The fall of iron ore's stock price and market demand have not prevented Rio Tinto, BHP Billiton and Vale – the world's iron ore monopolies – from implementing an index pricing plan.
Since the end of May, Rio Tinto and BHP have attempted to force Chinese steel mills, which prefer long-term pricing plans, to adopt a monthly pricing plan.
On March 30, Vale, which is headquartered in Brazil and is the world's largest iron ore supplier, reached an agreement on a quarterly pricing plan with Japanese steelmaker Nippon Steel Corporation, marking the end of long-term annual pricing plans.
"The quarterly pricing plan implemented this year is a transition to spot trading and index pricing," said Xu Xu, chairman of the China Chamber of Commerce of Metals Minerals & Chemicals Importers & Exporters. "Iron ore will become even more commercialized."
Chinese steelmakers already feel the chills. Reduced domestic demand and a weak international industry make the rising iron ore prices problematic for the steel industry. Some of them have already reduced production.

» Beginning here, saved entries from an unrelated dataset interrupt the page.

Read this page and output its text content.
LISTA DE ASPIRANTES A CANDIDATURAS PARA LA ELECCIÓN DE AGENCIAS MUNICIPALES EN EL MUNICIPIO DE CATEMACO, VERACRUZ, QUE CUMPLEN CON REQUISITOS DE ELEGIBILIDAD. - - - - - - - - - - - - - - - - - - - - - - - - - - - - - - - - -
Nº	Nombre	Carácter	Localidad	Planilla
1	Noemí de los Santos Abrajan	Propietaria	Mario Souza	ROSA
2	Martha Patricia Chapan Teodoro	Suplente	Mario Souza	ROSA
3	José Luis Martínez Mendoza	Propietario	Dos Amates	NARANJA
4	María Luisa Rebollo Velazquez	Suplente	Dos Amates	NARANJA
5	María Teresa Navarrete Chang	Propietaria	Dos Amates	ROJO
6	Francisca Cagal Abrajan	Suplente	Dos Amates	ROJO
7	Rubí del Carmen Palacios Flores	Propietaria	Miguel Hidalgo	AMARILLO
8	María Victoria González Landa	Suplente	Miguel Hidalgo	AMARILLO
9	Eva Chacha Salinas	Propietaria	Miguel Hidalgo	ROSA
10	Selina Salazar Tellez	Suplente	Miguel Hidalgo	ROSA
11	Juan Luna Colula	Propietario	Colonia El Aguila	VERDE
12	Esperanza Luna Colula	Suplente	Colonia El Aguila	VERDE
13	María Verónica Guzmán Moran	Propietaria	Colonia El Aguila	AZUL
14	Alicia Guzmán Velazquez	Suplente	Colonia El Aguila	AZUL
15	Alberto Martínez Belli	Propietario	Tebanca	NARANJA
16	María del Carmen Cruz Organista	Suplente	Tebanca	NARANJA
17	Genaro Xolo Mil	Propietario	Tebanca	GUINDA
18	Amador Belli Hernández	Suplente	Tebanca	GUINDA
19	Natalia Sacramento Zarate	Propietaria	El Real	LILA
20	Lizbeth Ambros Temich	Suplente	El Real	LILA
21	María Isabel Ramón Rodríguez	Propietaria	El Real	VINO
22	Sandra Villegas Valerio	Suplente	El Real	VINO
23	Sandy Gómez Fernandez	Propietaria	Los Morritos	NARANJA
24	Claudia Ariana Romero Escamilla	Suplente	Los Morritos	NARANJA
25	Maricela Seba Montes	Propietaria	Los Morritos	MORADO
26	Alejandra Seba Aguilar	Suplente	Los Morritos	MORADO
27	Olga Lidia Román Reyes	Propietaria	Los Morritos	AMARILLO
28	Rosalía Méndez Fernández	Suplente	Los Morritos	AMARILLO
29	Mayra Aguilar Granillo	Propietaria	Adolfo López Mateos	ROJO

"Now mining companies just make unilateral decisions without informing us clients. They don't care if we will comply," said Jia Xiangrong, vice chairman of Shagang Group – the largest private steel enterprise in China.
Metal Bulletin Inc. released an earlier report stating monthly plans will first apply to small volume deals. The quarterly plans currently direct bulk deals.
Speaking about the quarterly pricing plan, José Carlos Martins, Vale's executive officer for ferrous minerals, said that the financial crisis made them realize the old long-term pricing system did not work anymore, and they decided to abandon it.
Vale started to implement its index pricing system shortly after the quarterly plan. BHP's management told China Business News, "We don't want more excessive negotiations on price. We want to focus on production."
Once the three mining companies assume monthly and index pricing plans, they will grab the money that once went to the middle trader, increasing their profit.